TensorRT-LLMs/tests/unittest/llmapi/test_llm_pytorch.py

import pytest

from tensorrt_llm.llmapi.tokenizer import TransformersTokenizer
from tensorrt_llm.sampling_params import SamplingParams

# isort: off
from .test_llm import (get_model_path, global_kvcache_config, llama_model_path,
                       llm_get_stats_async_test_harness,
                       llm_get_stats_test_harness, prompts,
                       run_llm_abort_request,
                       run_llm_with_postprocess_parallel_and_result_handler,
                       tinyllama_guided_decoding_test_harness)
from utils.util import force_ampere
# isort: on


@force_ampere
def test_tinyllama_guided_decoding():
    tinyllama_guided_decoding_test_harness(backend="pytorch")


@pytest.mark.parametrize("return_context_logits, use_overlap", [
    (False, False),
    (False, True),
])
def test_llm_get_stats(return_context_logits, use_overlap):
    llm_get_stats_test_harness(tp_size=1,
                               return_context_logits=return_context_logits,
                               pytorch_backend=True,
                               use_overlap=use_overlap)


@pytest.mark.parametrize("return_context_logits, use_overlap", [
    (False, False),
    (False, True),
])
def test_llm_get_stats_async(return_context_logits, use_overlap):
    llm_get_stats_async_test_harness(
        tp_size=1,
        return_context_logits=return_context_logits,
        pytorch_backend=True,
        use_overlap=use_overlap)


@force_ampere
@pytest.mark.parametrize(
    "sampling_params",
    [
        SamplingParams()  # pytorch only supports n=1
    ])
def test_llm_abort_request(sampling_params):
    from tensorrt_llm._torch import LLM as LLM_torch
    llm = LLM_torch(model=llama_model_path,
                    kv_cache_config=global_kvcache_config)
    run_llm_abort_request(llm=llm, sampling_params=sampling_params)


def test_llm_reward_model():
    rm_model_path = get_model_path("Qwen2.5-Math-PRM-7B")
    tokenizer = TransformersTokenizer.from_pretrained(rm_model_path)
    tokenized_input = tokenizer(prompts, return_tensors="pt")["input_ids"]

    from tensorrt_llm._torch import LLM as LLM_torch
    from tensorrt_llm._torch.pyexecutor.config import PyTorchConfig
    llm = LLM_torch(
        model=rm_model_path,
        pytorch_backend_config=PyTorchConfig(attn_backend="VANILLA"))

    sampling_params = SamplingParams(return_context_logits=True)

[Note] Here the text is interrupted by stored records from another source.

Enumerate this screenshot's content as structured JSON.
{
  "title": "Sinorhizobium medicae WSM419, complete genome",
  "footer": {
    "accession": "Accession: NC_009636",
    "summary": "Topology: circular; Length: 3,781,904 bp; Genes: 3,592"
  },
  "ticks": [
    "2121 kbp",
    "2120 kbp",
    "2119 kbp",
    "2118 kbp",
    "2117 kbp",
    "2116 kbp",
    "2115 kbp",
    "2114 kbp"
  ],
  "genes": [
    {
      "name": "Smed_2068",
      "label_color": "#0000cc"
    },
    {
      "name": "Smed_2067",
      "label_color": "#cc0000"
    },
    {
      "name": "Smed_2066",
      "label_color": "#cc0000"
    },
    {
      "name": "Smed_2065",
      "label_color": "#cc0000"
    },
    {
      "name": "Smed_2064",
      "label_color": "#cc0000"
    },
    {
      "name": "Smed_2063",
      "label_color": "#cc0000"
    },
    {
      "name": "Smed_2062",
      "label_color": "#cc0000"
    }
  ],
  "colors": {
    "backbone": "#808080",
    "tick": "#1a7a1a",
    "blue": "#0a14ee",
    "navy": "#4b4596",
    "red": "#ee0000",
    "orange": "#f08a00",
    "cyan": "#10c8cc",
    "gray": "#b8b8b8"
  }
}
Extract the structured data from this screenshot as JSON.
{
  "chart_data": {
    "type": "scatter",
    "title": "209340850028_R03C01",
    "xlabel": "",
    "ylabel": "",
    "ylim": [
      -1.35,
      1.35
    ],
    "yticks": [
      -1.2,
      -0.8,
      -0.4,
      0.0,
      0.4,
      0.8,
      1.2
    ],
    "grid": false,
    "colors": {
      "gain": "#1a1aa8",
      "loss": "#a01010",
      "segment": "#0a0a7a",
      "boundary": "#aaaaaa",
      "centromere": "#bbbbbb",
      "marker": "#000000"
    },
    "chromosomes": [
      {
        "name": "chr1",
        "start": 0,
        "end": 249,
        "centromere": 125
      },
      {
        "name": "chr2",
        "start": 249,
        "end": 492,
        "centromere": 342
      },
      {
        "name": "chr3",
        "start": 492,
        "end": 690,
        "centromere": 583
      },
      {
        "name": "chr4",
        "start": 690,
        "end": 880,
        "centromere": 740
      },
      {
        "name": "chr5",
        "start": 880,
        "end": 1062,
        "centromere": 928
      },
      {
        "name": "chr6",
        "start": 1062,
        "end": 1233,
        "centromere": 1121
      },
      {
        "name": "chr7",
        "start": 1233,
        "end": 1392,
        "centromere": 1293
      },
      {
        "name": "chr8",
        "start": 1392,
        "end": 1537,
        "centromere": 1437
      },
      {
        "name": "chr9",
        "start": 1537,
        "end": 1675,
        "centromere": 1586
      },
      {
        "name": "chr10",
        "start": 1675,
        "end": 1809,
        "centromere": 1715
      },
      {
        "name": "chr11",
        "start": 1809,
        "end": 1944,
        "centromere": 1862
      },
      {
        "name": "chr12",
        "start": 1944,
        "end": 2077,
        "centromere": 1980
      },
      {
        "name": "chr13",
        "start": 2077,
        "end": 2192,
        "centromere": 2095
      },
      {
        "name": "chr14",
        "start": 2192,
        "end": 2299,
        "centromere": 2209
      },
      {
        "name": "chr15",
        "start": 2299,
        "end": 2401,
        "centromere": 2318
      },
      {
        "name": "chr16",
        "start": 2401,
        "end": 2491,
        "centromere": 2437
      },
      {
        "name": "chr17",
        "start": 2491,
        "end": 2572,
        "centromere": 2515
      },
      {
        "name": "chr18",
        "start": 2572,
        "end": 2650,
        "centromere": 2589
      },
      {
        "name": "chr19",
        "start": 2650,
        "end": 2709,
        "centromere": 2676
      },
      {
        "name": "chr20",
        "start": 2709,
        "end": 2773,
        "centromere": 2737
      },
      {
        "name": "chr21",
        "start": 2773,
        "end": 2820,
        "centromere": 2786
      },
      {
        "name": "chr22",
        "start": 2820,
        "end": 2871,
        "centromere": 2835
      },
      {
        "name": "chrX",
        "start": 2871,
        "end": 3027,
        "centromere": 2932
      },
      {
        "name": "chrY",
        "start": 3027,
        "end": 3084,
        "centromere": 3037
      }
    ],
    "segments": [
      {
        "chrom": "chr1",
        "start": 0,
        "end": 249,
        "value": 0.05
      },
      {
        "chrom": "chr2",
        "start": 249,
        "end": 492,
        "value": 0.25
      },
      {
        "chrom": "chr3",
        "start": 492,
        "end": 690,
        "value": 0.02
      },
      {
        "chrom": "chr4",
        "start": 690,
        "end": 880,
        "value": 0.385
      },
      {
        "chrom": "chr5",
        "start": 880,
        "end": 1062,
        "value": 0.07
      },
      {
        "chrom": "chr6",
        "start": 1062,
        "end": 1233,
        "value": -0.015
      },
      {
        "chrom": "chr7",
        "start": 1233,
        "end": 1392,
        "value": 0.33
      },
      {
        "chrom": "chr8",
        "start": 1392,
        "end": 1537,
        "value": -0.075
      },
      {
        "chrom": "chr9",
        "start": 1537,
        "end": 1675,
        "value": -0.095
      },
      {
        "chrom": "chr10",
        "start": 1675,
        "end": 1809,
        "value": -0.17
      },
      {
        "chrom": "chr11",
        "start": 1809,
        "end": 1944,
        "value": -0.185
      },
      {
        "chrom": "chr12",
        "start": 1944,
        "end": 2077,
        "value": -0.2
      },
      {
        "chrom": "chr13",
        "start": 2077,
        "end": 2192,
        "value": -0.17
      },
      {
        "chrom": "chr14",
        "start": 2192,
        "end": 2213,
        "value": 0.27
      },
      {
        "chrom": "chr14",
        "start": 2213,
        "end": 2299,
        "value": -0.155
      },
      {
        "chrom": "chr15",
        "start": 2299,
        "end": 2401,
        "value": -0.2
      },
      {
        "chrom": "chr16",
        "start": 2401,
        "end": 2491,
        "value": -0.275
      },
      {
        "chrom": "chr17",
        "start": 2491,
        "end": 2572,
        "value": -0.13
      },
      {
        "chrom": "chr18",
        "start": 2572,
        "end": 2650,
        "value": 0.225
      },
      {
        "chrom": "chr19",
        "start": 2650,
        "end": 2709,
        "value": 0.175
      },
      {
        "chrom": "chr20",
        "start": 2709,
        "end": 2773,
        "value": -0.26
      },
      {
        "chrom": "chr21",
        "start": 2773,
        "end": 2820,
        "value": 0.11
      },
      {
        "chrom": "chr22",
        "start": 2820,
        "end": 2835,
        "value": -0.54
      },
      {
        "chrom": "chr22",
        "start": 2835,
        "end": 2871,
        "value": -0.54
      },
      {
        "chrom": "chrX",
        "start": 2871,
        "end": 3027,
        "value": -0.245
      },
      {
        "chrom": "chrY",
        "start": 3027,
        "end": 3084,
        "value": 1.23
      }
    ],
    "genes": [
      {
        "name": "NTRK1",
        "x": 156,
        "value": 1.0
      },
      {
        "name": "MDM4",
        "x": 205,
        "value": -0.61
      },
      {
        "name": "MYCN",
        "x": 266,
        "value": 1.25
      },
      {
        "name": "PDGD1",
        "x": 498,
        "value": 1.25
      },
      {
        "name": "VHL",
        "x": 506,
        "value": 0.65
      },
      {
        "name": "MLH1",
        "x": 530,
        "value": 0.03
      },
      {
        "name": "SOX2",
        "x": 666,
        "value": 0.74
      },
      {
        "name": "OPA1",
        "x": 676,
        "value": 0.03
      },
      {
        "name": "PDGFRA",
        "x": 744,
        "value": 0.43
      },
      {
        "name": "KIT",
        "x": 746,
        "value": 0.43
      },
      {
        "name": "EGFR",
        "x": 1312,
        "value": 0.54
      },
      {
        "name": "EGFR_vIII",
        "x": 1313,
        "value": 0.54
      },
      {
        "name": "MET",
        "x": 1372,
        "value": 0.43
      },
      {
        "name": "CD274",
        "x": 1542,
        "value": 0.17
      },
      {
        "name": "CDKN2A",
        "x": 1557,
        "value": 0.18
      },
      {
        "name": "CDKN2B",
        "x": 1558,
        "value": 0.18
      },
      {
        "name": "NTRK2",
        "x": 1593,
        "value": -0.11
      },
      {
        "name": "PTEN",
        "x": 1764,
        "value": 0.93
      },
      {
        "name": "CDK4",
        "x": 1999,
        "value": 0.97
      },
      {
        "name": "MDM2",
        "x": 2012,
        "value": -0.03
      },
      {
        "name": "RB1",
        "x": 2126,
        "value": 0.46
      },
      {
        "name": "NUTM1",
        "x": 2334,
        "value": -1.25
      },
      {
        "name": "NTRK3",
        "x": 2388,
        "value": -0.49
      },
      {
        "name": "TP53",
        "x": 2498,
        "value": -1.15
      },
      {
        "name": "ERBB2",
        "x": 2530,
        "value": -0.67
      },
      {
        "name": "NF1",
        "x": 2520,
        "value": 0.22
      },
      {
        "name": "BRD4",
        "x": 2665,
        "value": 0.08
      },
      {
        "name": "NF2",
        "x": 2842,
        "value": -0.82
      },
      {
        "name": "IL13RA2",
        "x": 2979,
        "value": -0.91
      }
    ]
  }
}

    outputs = llm.generate(prompts, sampling_params)
    scores = outputs[0].context_logits

    print(scores)

    assert scores.shape == (tokenized_input.shape[1], 2)
    assert not outputs[0].outputs[0].text


@pytest.mark.parametrize("streaming", [True, False])
def test_llm_with_postprocess_parallel_and_result_handler(streaming):
    run_llm_with_postprocess_parallel_and_result_handler(streaming,
                                                         "pytorch",
                                                         tp_size=1)